This NASA handout shows an image by the Perseverance rover using its onboard Right Navigation Camera (Navcam) on Mars.
Billions of years ago, Mars was home to lakes and oceans — but where all the water went to transform the planet into the desolate rock we know today has been something of a mystery.
Most of it was thought to have been lost to space, but a new study funded by NASA proposes that it didn’t go anywhere but is trapped within minerals in the crust.
“We’re saying that the crust forms what we call hydrated minerals, so minerals that actually have water in their crystal structure,” said Eva Scheller, lead author of the new paper in Science.
Scheller’s model suggests anywhere between 30 to 99 percent of the initial water remains trapped inside these minerals.
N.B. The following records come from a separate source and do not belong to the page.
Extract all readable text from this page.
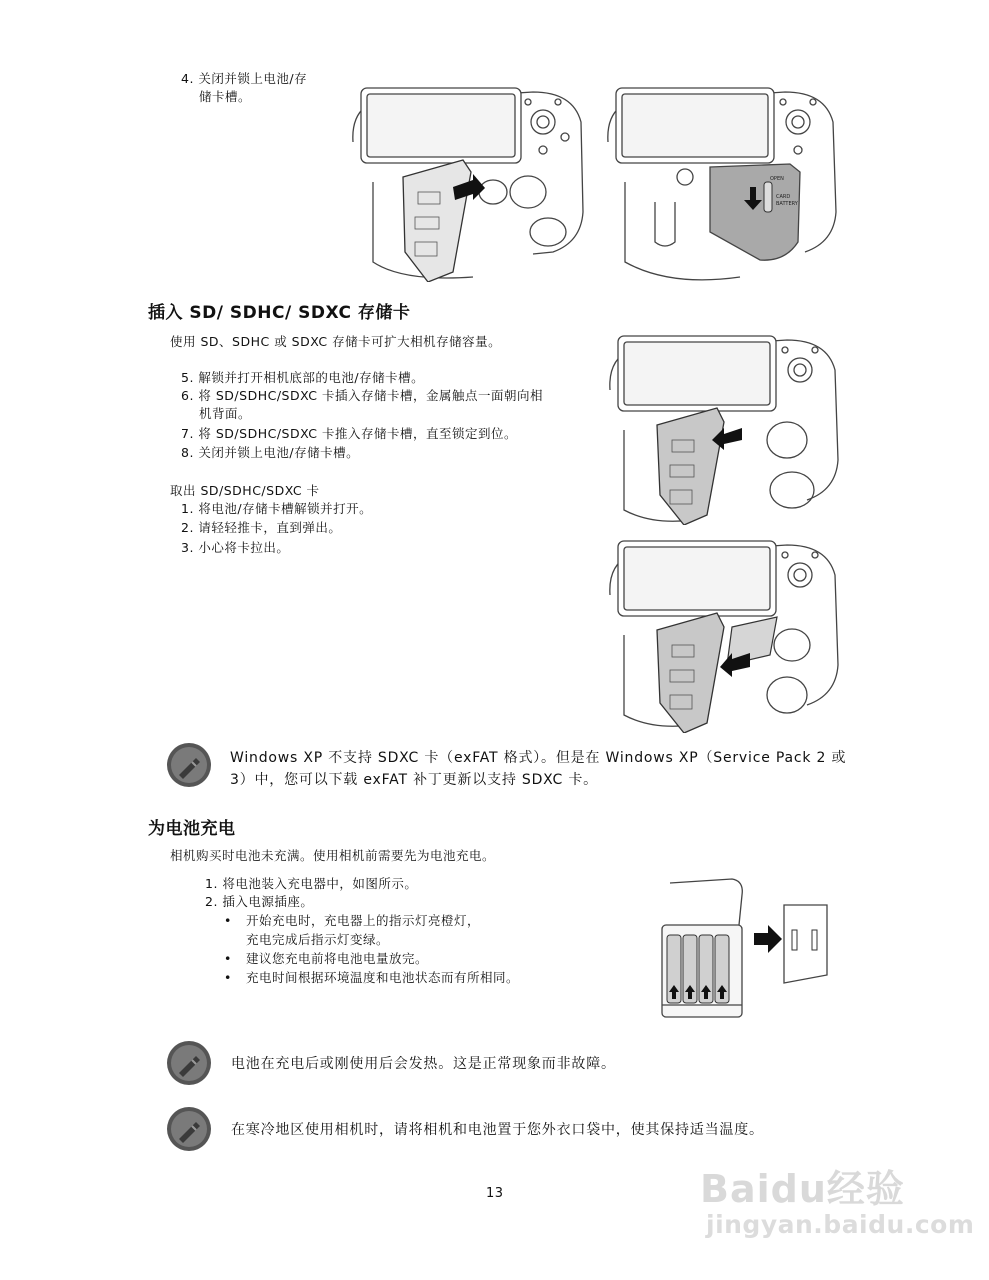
4. 关闭并锁上电池/存
储卡槽。
OPEN
CARD
BATTERY
插入 SD/ SDHC/ SDXC 存储卡
使用 SD、SDHC 或 SDXC 存储卡可扩大相机存储容量。
5. 解锁并打开相机底部的电池/存储卡槽。
6. 将 SD/SDHC/SDXC 卡插入存储卡槽，金属触点一面朝向相
机背面。
7. 将 SD/SDHC/SDXC 卡推入存储卡槽，直至锁定到位。
8. 关闭并锁上电池/存储卡槽。
取出 SD/SDHC/SDXC 卡
1. 将电池/存储卡槽解锁并打开。
2. 请轻轻推卡，直到弹出。
3. 小心将卡拉出。
Windows XP 不支持 SDXC 卡（exFAT 格式）。但是在 Windows XP（Service Pack 2 或
3）中，您可以下载 exFAT 补丁更新以支持 SDXC 卡。
为电池充电
相机购买时电池未充满。使用相机前需要先为电池充电。
1. 将电池装入充电器中，如图所示。
2. 插入电源插座。
• 开始充电时，充电器上的指示灯亮橙灯，
充电完成后指示灯变绿。
• 建议您充电前将电池电量放完。
• 充电时间根据环境温度和电池状态而有所相同。
电池在充电后或刚使用后会发热。这是正常现象而非故障。
在寒冷地区使用相机时，请将相机和电池置于您外衣口袋中，使其保持适当温度。
13	Baidu经验
jingyan.baidu.com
Early Mars was thought to have enough water to cover the whole planet in roughly 100 to 1,500 meters of ocean.
Because the planet lost its magnetic field early in its history, its atmosphere was progressively stripped away, and it was assumed this was how it lost its water.
But the study says while some of the water disappeared, most remained.
It’s still there
Using observations made by Mars rovers as well as of meteorites from the planet, the team focused on hydrogen, a key component of water.
There are different kinds of hydrogen atoms. Most have just one proton in their nucleus, but about 0.02 percent, have both a proton and a neutron, making them heavier. These are known as deuterium, or “heavy” hydrogen.
Because the lighter kind escapes the planet’s atmosphere at a faster rate, the loss of most of the water to space would leave relatively more deuterium behind.
But given how much water the planet is believed to have started with, and the current rate of hydrogen escape observed by spacecraft, the current deuterium-to-hydrogen ratio cannot be explained by atmospheric loss alone.
The study instead says there was a combination of the trapping of water in minerals in the planet’s crust as well as loss to the atmosphere.
“Anytime that you have a rock and it’s interacting with water, there’s a series of very complex reactions that form a hydrated mineral,” said Scheller.